Obviously, if you’re in a situation where you absolutely *need* to do this, it’s a different story. But basically, you should avoid paying credit card interest as much as humanly possible.
3. Your Savings Aren’t Growing, Even A Little Bit:
This is probably the easiest red flag to spot, but God, it’s hard to actually fix.
I consider myself to be pretty good with money, but I truly don’t think I’ve saved a cent in the last three months. And sure, I can acknowledge it, but can I stop myself from wasting money on pointless shit that I don’t need? No, not right now.
If you’re not saving money, it means that you’re probably living beyond your means. If this is how you choose to live your life, more power to you, but if you’re trying to manage your money responsibly, it’s a red flag.
4. Money Stresses You Out:
Ouch, this one hit me harder than I thought it would.
If money stresses you out, it’s probably a sign that you’re not handling it very well (obviously assuming that you’re working and don’t have any external issues causing your financial woes).
Maybe it’s stressing you out because you’ve got huge loans that you regret taking out, or maybe you just know you’re spending beyond your means. But basically, if it’s causing you huge amounts of stress, it’s probably time to reevaluate how you’re managing your money.
5. Everything You Own Is On Borrowed Money:
From financing a car to personal loans to Afterpaying everything, Glen thinks owning everything on borrowed money is a big red flag.

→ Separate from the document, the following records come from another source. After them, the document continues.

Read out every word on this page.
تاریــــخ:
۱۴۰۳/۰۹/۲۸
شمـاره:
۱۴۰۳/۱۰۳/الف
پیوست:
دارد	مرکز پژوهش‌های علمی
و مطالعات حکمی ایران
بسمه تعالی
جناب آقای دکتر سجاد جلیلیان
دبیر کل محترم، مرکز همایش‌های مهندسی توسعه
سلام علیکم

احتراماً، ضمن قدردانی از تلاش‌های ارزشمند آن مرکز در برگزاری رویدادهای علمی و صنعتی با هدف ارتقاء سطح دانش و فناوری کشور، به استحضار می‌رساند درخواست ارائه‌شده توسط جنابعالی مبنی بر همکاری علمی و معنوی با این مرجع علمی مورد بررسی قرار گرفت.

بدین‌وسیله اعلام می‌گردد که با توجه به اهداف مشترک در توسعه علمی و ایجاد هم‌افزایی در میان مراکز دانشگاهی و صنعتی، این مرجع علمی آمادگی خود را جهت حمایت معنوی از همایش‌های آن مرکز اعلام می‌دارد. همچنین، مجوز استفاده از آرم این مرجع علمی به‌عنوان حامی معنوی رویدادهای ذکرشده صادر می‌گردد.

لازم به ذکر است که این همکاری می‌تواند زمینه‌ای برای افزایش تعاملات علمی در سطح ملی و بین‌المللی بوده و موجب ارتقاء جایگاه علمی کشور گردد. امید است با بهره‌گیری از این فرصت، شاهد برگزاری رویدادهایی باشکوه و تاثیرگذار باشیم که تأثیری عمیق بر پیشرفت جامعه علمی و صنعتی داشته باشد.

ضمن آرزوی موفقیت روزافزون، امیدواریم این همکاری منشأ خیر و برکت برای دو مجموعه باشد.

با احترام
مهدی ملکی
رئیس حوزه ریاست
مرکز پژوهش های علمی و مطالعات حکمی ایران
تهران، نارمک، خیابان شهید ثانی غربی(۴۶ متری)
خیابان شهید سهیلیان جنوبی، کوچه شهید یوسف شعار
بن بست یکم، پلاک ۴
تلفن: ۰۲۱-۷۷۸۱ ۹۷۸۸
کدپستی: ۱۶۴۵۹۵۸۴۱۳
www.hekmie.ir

Obviously, if you’re buying a number of items on borrowed money, it’s a sign that you’re living a lifestyle that you likely can’t afford. While one loan (or maybe two) is might not be a huge cause for concern, if you’re going down this route for everything, you might want to ask yourself some questions.
Basically, all of Glen’s tips have the same overarching message: live within your damn means. As much as it’s fun to treat yourself to a $6 latte every morning and Afterpay a new outfit every weekend, if you’re spending more than you realistically can afford, it’s probably going to come back to bite you later on.